The interact function also lets you alter your surroundings, in that you can make trees and other vegetation vanish when the tiny black triangle that's basically your targeting reticle is visible over them. Doing this also, for reasons I don't understand, causes you to surge forward, as though you destroyed the tree by occupying its physical space. You can't do this with land formations, so it's not like you create the mountains and valleys. At least not consciously or actively. What exactly my character is, or how it functions, I'm not clear, so perhaps your mere presence creates them. The object observed is altered by being observed, or something.
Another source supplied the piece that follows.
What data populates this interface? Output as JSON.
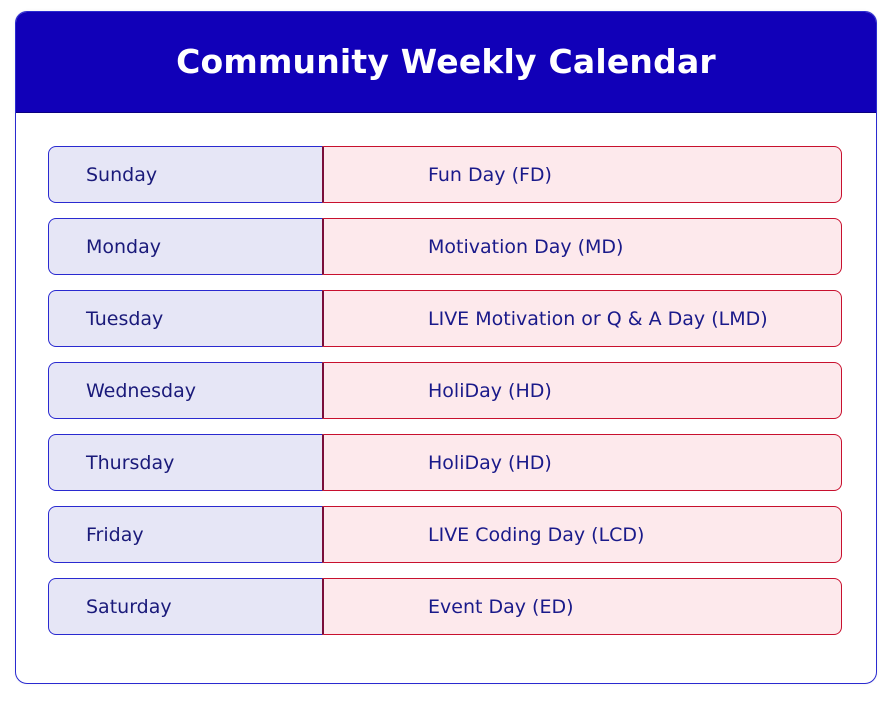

Most of the animals are small, shaped like the jellyfishes that you encounter in underwater levels in NES Mario games, or worms that poke straight up from the ground like grass. Or the occasional turtle. But there are also seahorses the size of real horses drifting about in the air, and whales high overhead. To the notion of not understanding what my character is, most animals run when you approach, but default to benign. The interact button doesn't do much to most of them, though there is an urchin in the cave area that looks a bit like a dandelion puffball that bursts (and launches you) if you touch it. There's another blobby thing that turns transparent, so you can see its skeleton.
One exception: The early stages have something the size of elephant, but shaped like a half-jelly bean stood on its flat end. It moves with dozens of tiny legs, and if you "interact" with it, will ram you and send you flying. (You aren't hurt; or, at least, there's no visible difference in how your character moves. As there's no time limit, there's also no heath meter.)
Sometimes glowing seeds appear, always in clusters of five. You pick them up and a little silver triangle appears in the bottom center of your screen. Then you throw the seeds where you like, and stuff will sprout. The little triangle turns red as your seed bank runs low. Also, the color scheme of the area will change again. (Really, the game feels a lot like just sightseeing on a world under a black light.)
There are usually multiple seed clusters to find within an area, but even if the seeds look different, what grows is typically the same as whatever else is appearing on its own. Which is a little disappointing, but does give you the opportunity to go around making trees burst apart, only to throw down a new one in its place. And it gives you a way to annoy the giant half-jelly beans from a safe distance. Just chuck a seed at them! It may even sprout where it lands after bouncing off them.
It's a game that moves at the pace you choose. You could blow through it quickly, zipping from one triangle gateway to the next as fast as possible. Or you could find a spot with a view you liked and just sit there and stare. I tended to play until I got bored, which was probably about 45 minutes at a pop. But it was a very relaxing 45 minutes.